What we feel from handling liquids in vessels produces unmistakably fluid tactile sensations. These stimulate essential perceptions in home, laboratory, or industrial contexts. Feeling fluid interactions from virtual fluids would similarly enrich experiences in virtual reality. We introduce Geppetteau, a novel string-driven weight shifting mechanism capable of providing perceivable tactile sensations of handling virtual liquids within a variety of vessel shapes.
These mechanisms widen the range of augmentable shapes beyond the state-of-the-art of existing mechanical systems. In this work, Geppetteau is integrated into conical, spherical, cylindrical, and cuboid shaped vessels. Variations of these shapes are often used for fluid containers in our day-to-day. We studied the effectiveness of Geppetteau in simulating fine and coarse-grained tactile sensations of virtual liquids across three user studies. Participants found Geppetteau successful in providing congruent physical sensations of handling virtual liquids in a variety of physical vessel shapes and virtual liquid volumes and viscosities.

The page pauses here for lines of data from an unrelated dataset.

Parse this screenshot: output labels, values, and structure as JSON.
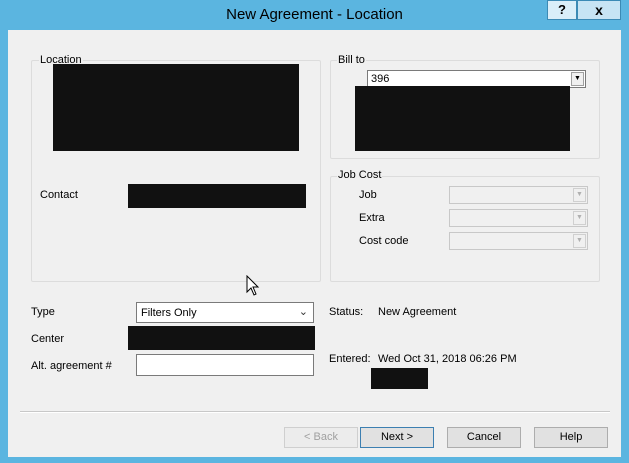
{
  "window": {
    "title": "New Agreement - Location",
    "help_button": "?",
    "close_button": "x"
  },
  "location_group": {
    "label": "Location",
    "contact_label": "Contact"
  },
  "bill_to_group": {
    "label": "Bill to",
    "value": "396"
  },
  "job_cost_group": {
    "label": "Job Cost",
    "job_label": "Job",
    "extra_label": "Extra",
    "cost_code_label": "Cost code"
  },
  "form": {
    "type_label": "Type",
    "type_value": "Filters Only",
    "center_label": "Center",
    "alt_agreement_label": "Alt. agreement #",
    "alt_agreement_value": ""
  },
  "status": {
    "status_label": "Status:",
    "status_value": "New Agreement",
    "entered_label": "Entered:",
    "entered_value": "Wed Oct 31, 2018 06:26 PM"
  },
  "buttons": {
    "back": "< Back",
    "next": "Next >",
    "cancel": "Cancel",
    "help": "Help"
  },
  "icons": {
    "dropdown": "dropdown-arrow-icon",
    "cursor": "mouse-pointer-icon"
  }
}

We introduce Geppetteau, a novel haptic device that affords users with a wide range of tactile sensations related to handling virtual liquids in VR. Experimental and commercially available haptic devices have expanded the space of possible interactions in virtual environments as researchers have explored methods beyond common virtual reality (VR) controllers to simulate specific tactile experiences that represent the physical world. There is a need for systems that are readily adaptable to the shapes and sizes of the various fluid vessels one would need for education, training, and other use cases. Geppetteau enables the haptic sensation of virtual fluids in a variety of different vessel containers as Geppetteau’s string-driven apparatus can accommodate a variety of vessel container shapes.
Our virtual-to-physical coupling uses ObiFluid’s Unity integration for virtual fluid dynamics with a 3D printed augmented vessel containing a string-driven actuation system.

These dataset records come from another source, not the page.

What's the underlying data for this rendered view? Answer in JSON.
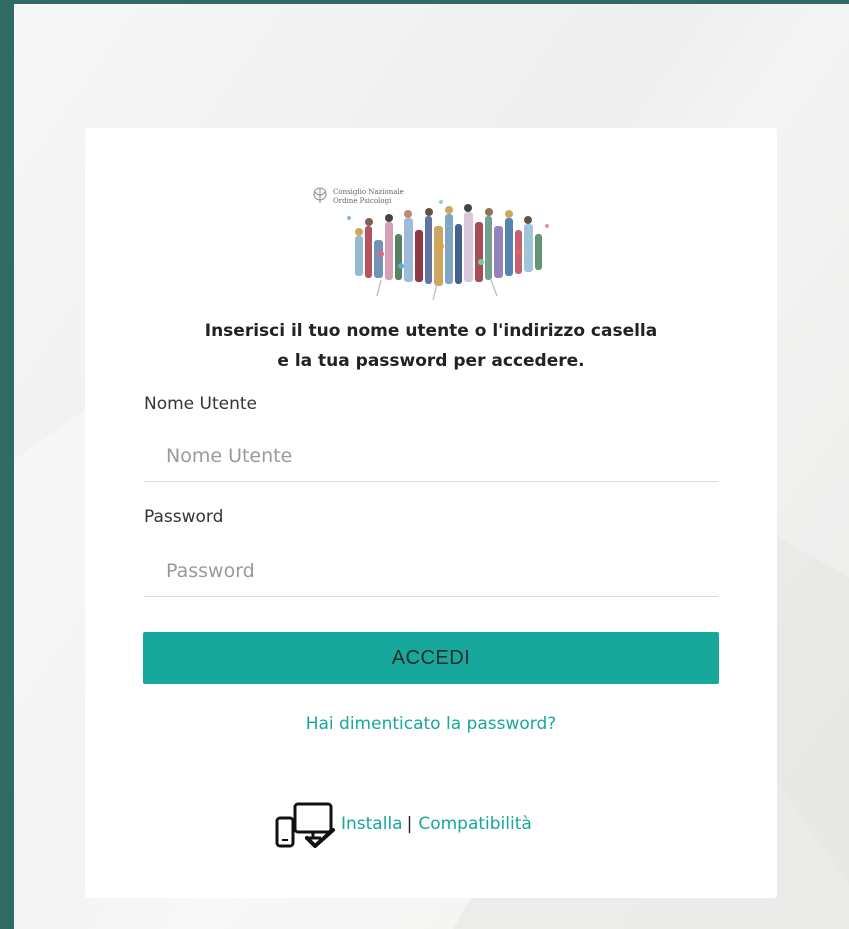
{
  "logo": {
    "org_name_line1": "Consiglio Nazionale",
    "org_name_line2": "Ordine Psicologi"
  },
  "login": {
    "title_line1": "Inserisci il tuo nome utente o l'indirizzo casella",
    "title_line2": "e la tua password per accedere.",
    "username_label": "Nome Utente",
    "username_placeholder": "Nome Utente",
    "username_value": "",
    "password_label": "Password",
    "password_placeholder": "Password",
    "password_value": "",
    "submit_label": "ACCEDI",
    "forgot_label": "Hai dimenticato la password?"
  },
  "footer": {
    "icon": "devices-check-icon",
    "install_label": "Installa",
    "separator": "|",
    "compat_label": "Compatibilità"
  },
  "colors": {
    "accent": "#17a89b",
    "frame": "#2f6b63",
    "card": "#ffffff"
  }
}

We conducted three user studies to study Geppetteau. For the first study, we wanted to understand how the weight shifting or lack thereof impacted the user’s experience. We compared an active weight Geppetteau system to a baseline of no haptic feedback which was a Vive controller, and a Geppetteau system with an unmoving static weight. The virtual fluid was visible in each condition.
In the second user study, we sought to understand how well our active weight Geppetteau system could replicate haptic sensations of virtual fluids across different vessel profiles and how visual dominance influenced the tactile sensations perceived by the user.
For our third user study, We hypothesized that the Geppetteau system could produce haptic sensations of various fluid behaviors thus enhancing practical and imagined applications of handling virtual fluids. We developed an immersive space adventure to demonstrate the different liquid interactions provided by our Geppetteau system.
We found that the Vive controller and static weight physical proxy were insufficient in providing the tactile experience of handling virtual fluids in vessels. To this end, this demonstrates a need for providing congruent haptic sensations to the moving virtual fluids. An actively shifting weight inside the vessel is a way to achieve this goal.
We found from study 2 that our device was able to provide the haptic sensation of feeling virtual liquids inside a vessel even when users couldn’t see the virtual fluids. When users saw the virtual fluid in correspondence with the tactile sensations, the haptic illusion was strengthened. We believe that these visual haptic illusions can be applied to also perception of weight and size.
In our immersive space adventure, users who were able to feel the chemical reactions responded positively to the experience demonstrating Geppetteau’s ability to be integrated into real-world applications such as virtual chemistry, workforce training and education.